You may have spent $200 on a fancy HDMI cable with gold tips and nitrogen-gas injections (seriously), but it means nothing unless the source can actually output to the cable’s capacity. The Wii can only output a signal up to 480p. That’s it. You can buy new cables or hack the little white box, but it will never give you more than a 480p source-image. So, what good is an add-on that can’t make your system HD?

If you have yet to upgrade from the cheap composite cables packaged with your system, the switch to HDMI will ensure that you see your games in the highest quality possibly. Not all component cables are made the same, so you may see lapses in quality between the chintzy dollar-store models and the highter-priced offerings from Nintendo or Monster. This divide becomes more and more drastic as the image gets blown up for bigger and better TVs. With HDMI, you can go straight to the best option, and HDMI also offers the benefit of digital audio.

I said that the Wii can never obtain a resolution higher than 480p, and technically that is true, but some TVs have upscalers (a.k.a. upconverters) built in to their HDMI ports. Instead of blowing pixels up to larger sizes, upscalers attempt to digitally enhance the image. Unfortunately, none of the TVs accessible to me at the time of testing had this feature.

A decade ago, households often had more TVs than people. Many families are now investing in a single, high-quality TV, but you can find a computer in every room. This makes the Wii2HDMI especially handy for kids, roommates, or anyone else who has ever fought over the TV or got yelled at for a late-night gaming session.
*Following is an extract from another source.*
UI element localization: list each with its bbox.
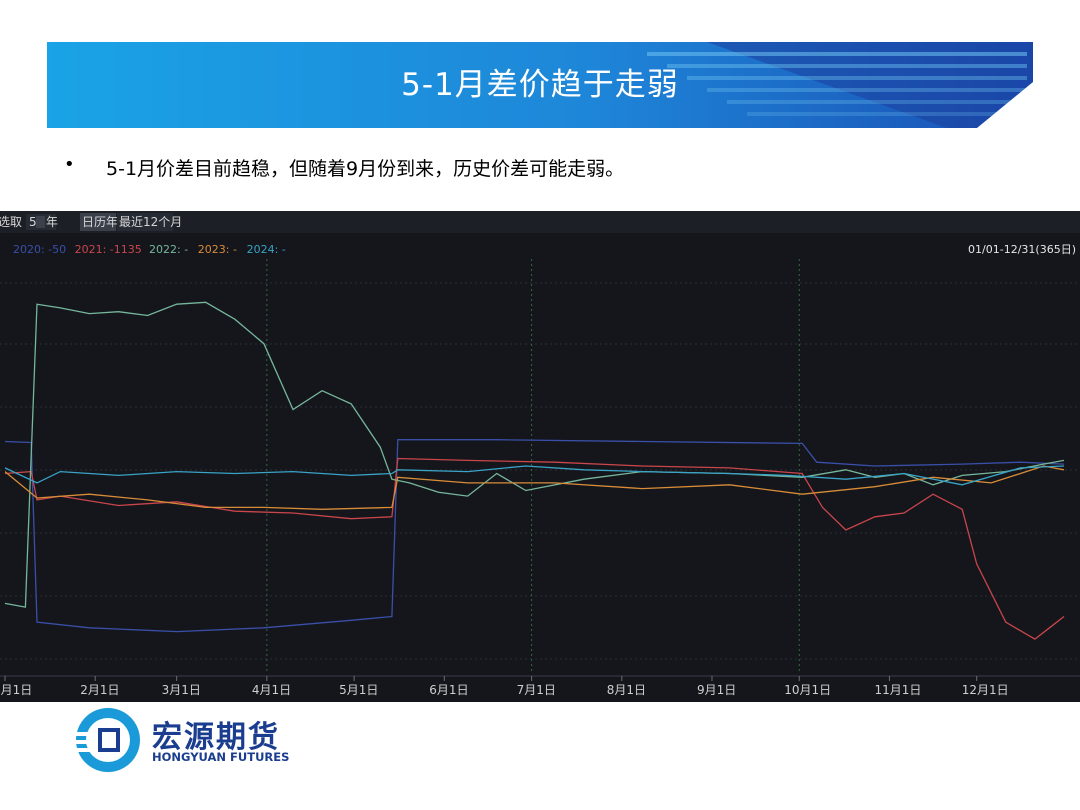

Even without an HDMI port, converters for the VGA and DVI inputs on modern monitors are very common and inexpensive. For sound, the Wii2HDMI has a standard 3.5 mm jack to connect your speakers.

Wii2HDMI is not the revolutionary product that will turn your Wii into an HD gaming machine (when you find it, say hello to the unicorns for me). But, if you want the most reliable image, have built-in upscaling, or want to play on your computer monitor, Wii2HDMI is perfectly solid.